Another positive shift for the electrical industry?
On a holiday trip to Mull over the Easter weekend, I called in to Cruachan Power Station near Oban. As a power engineer, it’s a place I have always wanted to visit and it didn’t disappoint.
Built into the hollowed out rock of Ben Cruachan, the turbine hall of this pumped storage hydro power station is accessed by a 1km tunnel. The four 110MW reversible turbines are powered by water from a 10 million cubic metre storage reservoir built 400m above the machine hall.
One of only four pumped storage stations in the UK, Cruachan was the first to use reversible turbines, where electricity is used from the grid at times of low demand to pump water from Loch Awe to the storage reservoir in readiness to generate at times of peak demand.
In this respect, Cruachan works like an enormous rechargeable battery and plays a vital part in soaking up variability in electrical demand from consumers and delivering the flexibility necessary to deal with the peaks and troughs of the growing renewable energy sources.

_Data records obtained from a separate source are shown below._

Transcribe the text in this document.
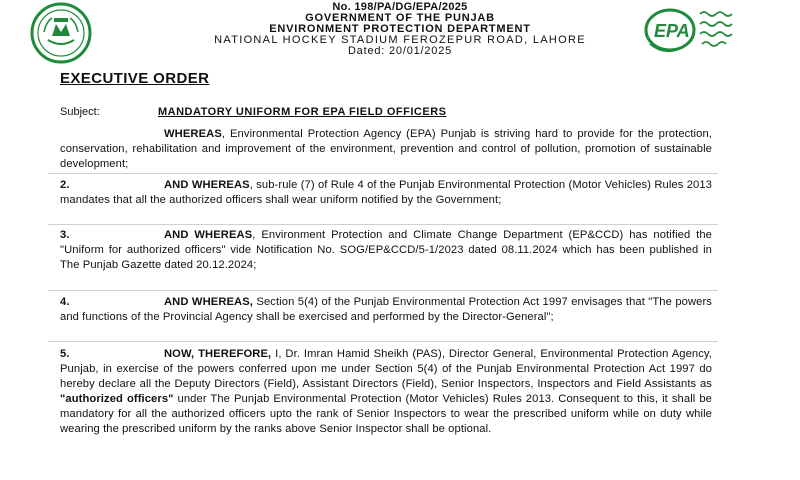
No. 198/PA/DG/EPA/2025
GOVERNMENT OF THE PUNJAB
ENVIRONMENT PROTECTION DEPARTMENT
NATIONAL HOCKEY STADIUM FEROZEPUR ROAD, LAHORE
Dated: 20/01/2025
EPA
EXECUTIVE ORDER
Subject:	MANDATORY UNIFORM FOR EPA FIELD OFFICERS
WHEREAS, Environmental Protection Agency (EPA) Punjab is striving hard to provide for the protection, conservation, rehabilitation and improvement of the environment, prevention and control of pollution, promotion of sustainable development;
2.	AND WHEREAS, sub-rule (7) of Rule 4 of the Punjab Environmental Protection (Motor Vehicles) Rules 2013 mandates that all the authorized officers shall wear uniform notified by the Government;
3.	AND WHEREAS, Environment Protection and Climate Change Department (EP&CCD) has notified the "Uniform for authorized officers" vide Notification No. SOG/EP&CCD/5-1/2023 dated 08.11.2024 which has been published in The Punjab Gazette dated 20.12.2024;
4.	AND WHEREAS, Section 5(4) of the Punjab Environmental Protection Act 1997 envisages that "The powers and functions of the Provincial Agency shall be exercised and performed by the Director-General";
5.	NOW, THEREFORE, I, Dr. Imran Hamid Sheikh (PAS), Director General, Environmental Protection Agency, Punjab, in exercise of the powers conferred upon me under Section 5(4) of the Punjab Environmental Protection Act 1997 do hereby declare all the Deputy Directors (Field), Assistant Directors (Field), Senior Inspectors, Inspectors and Field Assistants as "authorized officers" under The Punjab Environmental Protection (Motor Vehicles) Rules 2013. Consequent to this, it shall be mandatory for all the authorized officers upto the rank of Senior Inspectors to wear the prescribed uniform while on duty while wearing the prescribed uniform by the ranks above Senior Inspector shall be optional.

But will the stability that stations such as Cruachan bring to the grid be capable of being maintained as Britain builds yet more wind or solar farms? Well, it is certainly going to be challenging, especially given the cost and lead times for building additional conventional hydroelectricity capacity.
So it is likely that there will need to be more flexibility in the power sources available to keep the lights on in the face of increasing renewables’ intermittency, and this will doubtless lead to opportunities for innovative solutions.
One option might be the burgeoning development of battery technology. Driven by advances in the electric vehicle market, battery costs have plummeted to a level that makes mass battery back-up a reality. As a result, there is a flurry of just completed, ongoing or planned large-scale projects.
Various different approaches abound, from research to further increase the life of lithium-ion batteries to applying older technologies in a more efficient way and completely novel technologies. Current trials are under way around the country from Shetland and Gigha in the north, Larne in Northern Ireland and Leighton Buzzard in the south.
All this is leading to a rapidly growing role for batteries with predictions of at least 1GW being available, although thinly spread, within the next four years.
Perhaps batteries will therefore not quite replace the need for another one or two Cruachans in the short term, but there is no doubt they will in the longer term. When this happens, they will support the in excisable rise in the place of electricity and electrical infrastructure in our society. As you have heard me saying many times before: “The future is electric!”